The Pre-Raphaelite Female Muse in Julia Margaret Cameron’s Idylls of the King Photographs

Date of Award

2013

Document Type

Masters Research Paper

Degree Name

M.A.

Organizational Unit

School of Art and Art History, College of Arts Humanities and Social Sciences

First Advisor

M.E. Warlick

Second Advisor

Annette Stott

Keywords

Julia Margaret Cameron 1815-1879, Criticism and interpretation, Portrait photography, Feminine beauty, Aesthetics

Abstract

There has been little discussion of Julia Margaret Cameron’s Idylls of the King photographs over the past decade.
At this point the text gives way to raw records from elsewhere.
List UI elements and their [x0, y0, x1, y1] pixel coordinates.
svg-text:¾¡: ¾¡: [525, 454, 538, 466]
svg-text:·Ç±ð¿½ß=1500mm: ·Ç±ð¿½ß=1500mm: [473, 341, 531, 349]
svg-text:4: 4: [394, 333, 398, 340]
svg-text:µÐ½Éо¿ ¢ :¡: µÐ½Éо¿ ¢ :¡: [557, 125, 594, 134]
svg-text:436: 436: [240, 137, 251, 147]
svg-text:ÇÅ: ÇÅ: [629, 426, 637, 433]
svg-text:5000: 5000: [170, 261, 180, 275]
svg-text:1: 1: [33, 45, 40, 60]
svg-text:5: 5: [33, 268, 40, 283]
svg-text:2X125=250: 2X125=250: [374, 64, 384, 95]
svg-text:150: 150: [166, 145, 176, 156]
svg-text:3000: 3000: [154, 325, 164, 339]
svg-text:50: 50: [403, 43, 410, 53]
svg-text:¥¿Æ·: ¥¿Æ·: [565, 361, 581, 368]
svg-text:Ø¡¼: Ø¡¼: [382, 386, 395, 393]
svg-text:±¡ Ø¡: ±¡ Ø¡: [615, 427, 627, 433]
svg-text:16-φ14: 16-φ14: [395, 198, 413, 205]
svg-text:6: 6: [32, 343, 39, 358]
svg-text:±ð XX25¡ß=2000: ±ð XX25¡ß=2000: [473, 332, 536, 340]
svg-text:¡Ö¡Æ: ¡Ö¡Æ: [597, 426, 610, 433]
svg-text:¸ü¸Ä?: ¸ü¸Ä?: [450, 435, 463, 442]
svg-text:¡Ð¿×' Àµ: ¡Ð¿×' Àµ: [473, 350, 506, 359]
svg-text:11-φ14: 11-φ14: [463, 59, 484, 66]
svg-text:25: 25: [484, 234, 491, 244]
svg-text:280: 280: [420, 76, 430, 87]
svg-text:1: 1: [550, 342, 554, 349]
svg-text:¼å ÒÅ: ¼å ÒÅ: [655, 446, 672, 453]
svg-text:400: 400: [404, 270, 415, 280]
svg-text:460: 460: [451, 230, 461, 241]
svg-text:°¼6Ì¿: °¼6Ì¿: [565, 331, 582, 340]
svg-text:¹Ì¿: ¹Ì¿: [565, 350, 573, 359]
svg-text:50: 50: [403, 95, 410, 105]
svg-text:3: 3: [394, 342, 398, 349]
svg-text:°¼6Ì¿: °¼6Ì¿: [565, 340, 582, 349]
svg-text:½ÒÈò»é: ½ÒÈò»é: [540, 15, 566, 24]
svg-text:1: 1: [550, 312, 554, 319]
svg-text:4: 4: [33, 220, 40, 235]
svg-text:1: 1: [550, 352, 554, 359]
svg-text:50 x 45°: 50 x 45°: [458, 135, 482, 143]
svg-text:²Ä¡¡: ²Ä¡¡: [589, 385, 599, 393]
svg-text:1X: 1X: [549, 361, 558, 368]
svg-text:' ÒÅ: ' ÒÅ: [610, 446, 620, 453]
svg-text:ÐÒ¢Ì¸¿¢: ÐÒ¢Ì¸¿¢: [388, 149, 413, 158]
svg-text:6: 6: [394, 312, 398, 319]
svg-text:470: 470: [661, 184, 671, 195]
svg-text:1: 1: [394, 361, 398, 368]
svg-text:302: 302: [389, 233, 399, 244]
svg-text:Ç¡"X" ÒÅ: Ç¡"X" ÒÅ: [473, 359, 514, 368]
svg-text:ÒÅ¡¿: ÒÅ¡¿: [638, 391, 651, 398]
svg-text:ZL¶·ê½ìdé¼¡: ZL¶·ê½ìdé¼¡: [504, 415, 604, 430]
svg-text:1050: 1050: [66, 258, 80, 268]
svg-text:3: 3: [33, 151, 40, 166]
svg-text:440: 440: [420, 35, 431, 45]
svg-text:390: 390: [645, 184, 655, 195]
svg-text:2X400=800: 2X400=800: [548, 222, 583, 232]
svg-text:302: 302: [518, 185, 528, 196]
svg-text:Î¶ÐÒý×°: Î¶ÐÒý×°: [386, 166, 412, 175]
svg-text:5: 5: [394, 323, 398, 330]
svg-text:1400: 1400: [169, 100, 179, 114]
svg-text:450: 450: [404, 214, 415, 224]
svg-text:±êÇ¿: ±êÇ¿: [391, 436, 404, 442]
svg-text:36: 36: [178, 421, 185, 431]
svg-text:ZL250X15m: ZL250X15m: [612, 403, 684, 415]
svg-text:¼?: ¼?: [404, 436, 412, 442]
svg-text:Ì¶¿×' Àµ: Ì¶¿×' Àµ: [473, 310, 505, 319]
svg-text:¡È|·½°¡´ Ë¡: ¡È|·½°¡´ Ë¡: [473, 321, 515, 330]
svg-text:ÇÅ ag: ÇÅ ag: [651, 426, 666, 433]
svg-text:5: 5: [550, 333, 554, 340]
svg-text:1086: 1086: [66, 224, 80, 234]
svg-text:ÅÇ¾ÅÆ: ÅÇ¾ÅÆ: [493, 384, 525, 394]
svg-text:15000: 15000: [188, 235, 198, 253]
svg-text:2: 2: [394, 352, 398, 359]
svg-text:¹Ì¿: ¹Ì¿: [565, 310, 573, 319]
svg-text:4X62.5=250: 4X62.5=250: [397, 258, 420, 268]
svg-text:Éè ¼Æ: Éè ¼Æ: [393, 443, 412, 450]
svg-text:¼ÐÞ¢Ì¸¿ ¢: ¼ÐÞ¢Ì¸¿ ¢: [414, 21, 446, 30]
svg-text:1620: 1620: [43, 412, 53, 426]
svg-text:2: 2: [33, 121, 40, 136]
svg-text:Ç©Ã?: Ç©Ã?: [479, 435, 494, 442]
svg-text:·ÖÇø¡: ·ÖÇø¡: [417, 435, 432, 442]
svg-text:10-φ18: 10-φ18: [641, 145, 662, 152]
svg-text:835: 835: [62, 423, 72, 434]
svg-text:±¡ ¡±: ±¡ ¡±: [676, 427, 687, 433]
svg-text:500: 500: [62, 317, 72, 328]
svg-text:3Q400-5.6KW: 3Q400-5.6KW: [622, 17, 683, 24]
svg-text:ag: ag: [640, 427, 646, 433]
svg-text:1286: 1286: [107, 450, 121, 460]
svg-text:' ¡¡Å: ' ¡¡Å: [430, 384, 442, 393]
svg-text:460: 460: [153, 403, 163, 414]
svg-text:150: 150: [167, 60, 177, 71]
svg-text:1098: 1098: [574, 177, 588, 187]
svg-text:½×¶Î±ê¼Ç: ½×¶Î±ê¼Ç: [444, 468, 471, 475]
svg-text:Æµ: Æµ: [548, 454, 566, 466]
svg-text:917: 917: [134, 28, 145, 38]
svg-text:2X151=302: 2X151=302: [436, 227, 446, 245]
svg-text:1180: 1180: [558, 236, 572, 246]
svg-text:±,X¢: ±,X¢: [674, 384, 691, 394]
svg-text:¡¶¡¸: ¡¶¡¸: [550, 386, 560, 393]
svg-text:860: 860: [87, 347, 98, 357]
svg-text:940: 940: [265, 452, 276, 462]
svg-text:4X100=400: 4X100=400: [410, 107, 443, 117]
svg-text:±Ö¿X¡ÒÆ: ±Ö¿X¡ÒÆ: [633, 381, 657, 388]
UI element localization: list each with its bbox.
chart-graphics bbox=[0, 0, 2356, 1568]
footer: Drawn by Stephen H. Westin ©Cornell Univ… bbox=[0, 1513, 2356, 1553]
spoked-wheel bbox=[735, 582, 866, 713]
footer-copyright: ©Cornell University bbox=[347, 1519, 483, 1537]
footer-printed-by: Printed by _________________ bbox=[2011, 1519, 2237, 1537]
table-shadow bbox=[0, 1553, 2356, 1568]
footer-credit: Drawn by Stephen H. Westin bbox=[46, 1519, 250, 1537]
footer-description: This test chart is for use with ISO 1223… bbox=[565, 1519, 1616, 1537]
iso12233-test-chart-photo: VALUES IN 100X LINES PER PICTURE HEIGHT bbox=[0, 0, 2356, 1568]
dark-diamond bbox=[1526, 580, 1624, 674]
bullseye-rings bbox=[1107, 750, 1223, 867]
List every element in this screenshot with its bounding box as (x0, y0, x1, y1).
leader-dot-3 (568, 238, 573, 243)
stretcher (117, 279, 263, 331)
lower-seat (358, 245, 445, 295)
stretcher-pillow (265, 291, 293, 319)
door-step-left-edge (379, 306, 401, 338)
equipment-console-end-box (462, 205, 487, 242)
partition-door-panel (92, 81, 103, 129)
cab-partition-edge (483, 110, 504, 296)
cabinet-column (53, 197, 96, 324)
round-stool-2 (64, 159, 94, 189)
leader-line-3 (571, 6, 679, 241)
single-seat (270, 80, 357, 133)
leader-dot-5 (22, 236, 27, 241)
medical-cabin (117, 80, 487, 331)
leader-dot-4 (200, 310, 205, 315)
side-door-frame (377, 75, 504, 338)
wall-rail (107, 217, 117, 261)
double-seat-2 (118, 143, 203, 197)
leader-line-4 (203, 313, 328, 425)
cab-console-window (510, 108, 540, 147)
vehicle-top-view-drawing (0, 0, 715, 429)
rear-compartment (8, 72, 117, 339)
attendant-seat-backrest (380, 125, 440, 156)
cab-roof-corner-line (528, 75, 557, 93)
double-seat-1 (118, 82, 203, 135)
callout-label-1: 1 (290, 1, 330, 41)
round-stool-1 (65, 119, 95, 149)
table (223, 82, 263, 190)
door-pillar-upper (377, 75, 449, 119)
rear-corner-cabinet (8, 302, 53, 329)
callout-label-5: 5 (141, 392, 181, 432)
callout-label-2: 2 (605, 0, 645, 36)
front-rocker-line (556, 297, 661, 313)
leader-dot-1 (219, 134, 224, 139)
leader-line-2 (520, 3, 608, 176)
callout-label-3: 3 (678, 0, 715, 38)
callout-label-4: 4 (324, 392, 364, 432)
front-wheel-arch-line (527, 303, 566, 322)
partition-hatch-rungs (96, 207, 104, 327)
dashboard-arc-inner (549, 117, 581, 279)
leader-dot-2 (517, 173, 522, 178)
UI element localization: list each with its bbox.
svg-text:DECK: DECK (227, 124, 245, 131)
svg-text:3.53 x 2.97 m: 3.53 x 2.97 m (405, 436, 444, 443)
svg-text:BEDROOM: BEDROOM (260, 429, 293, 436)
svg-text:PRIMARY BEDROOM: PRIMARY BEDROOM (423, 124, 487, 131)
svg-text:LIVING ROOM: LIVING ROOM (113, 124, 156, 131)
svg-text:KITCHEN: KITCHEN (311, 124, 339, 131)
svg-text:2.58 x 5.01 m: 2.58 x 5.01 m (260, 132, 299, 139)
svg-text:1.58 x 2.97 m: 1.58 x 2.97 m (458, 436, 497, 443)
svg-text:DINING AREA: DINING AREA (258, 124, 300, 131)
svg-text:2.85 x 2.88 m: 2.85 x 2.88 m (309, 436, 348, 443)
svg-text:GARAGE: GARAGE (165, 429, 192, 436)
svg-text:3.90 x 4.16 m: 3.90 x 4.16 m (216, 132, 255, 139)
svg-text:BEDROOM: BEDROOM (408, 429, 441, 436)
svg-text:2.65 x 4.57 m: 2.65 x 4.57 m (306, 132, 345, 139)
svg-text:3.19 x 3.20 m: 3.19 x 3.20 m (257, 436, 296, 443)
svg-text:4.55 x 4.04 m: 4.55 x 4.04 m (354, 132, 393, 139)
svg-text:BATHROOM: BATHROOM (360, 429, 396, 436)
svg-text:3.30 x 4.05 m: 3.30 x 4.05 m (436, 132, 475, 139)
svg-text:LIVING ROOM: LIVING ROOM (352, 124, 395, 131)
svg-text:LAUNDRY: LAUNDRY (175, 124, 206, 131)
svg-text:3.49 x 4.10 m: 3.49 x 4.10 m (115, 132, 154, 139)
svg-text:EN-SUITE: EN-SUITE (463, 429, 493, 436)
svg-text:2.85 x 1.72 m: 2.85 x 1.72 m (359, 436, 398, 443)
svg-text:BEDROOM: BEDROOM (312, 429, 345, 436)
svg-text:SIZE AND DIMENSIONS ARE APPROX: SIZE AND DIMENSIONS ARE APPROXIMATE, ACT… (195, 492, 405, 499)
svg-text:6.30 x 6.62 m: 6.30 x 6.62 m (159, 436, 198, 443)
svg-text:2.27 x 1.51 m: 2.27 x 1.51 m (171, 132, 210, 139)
My goal with this paper is to bring her Idylls of the King series back into discussion and address its success and relevance in both art history and literature. Scholars Helmut Gernsheim and Marylu Hill have questioned photography as a means to capture the imaginative content of Tennyson’s Arthurian stories and they declared Cameron’s photographs a failure. I argue that her theatrical style, use of props and costumes, obvious posing of her models, and nod to Victorian tableaux vivants capture the true essence of Tennyson’s epic. Her use of the Pre-Raphaelite female muse to portray the Arthurian characters of Elaine, Guinevere, and Vivien places her photographs in direct correlation with Pre-Raphaelite painting as well as popular literature. Her depictions of Tennyson’s epic poem are highly successful and I believe she achieved her personal goal of ennobling photography to the level of High Art.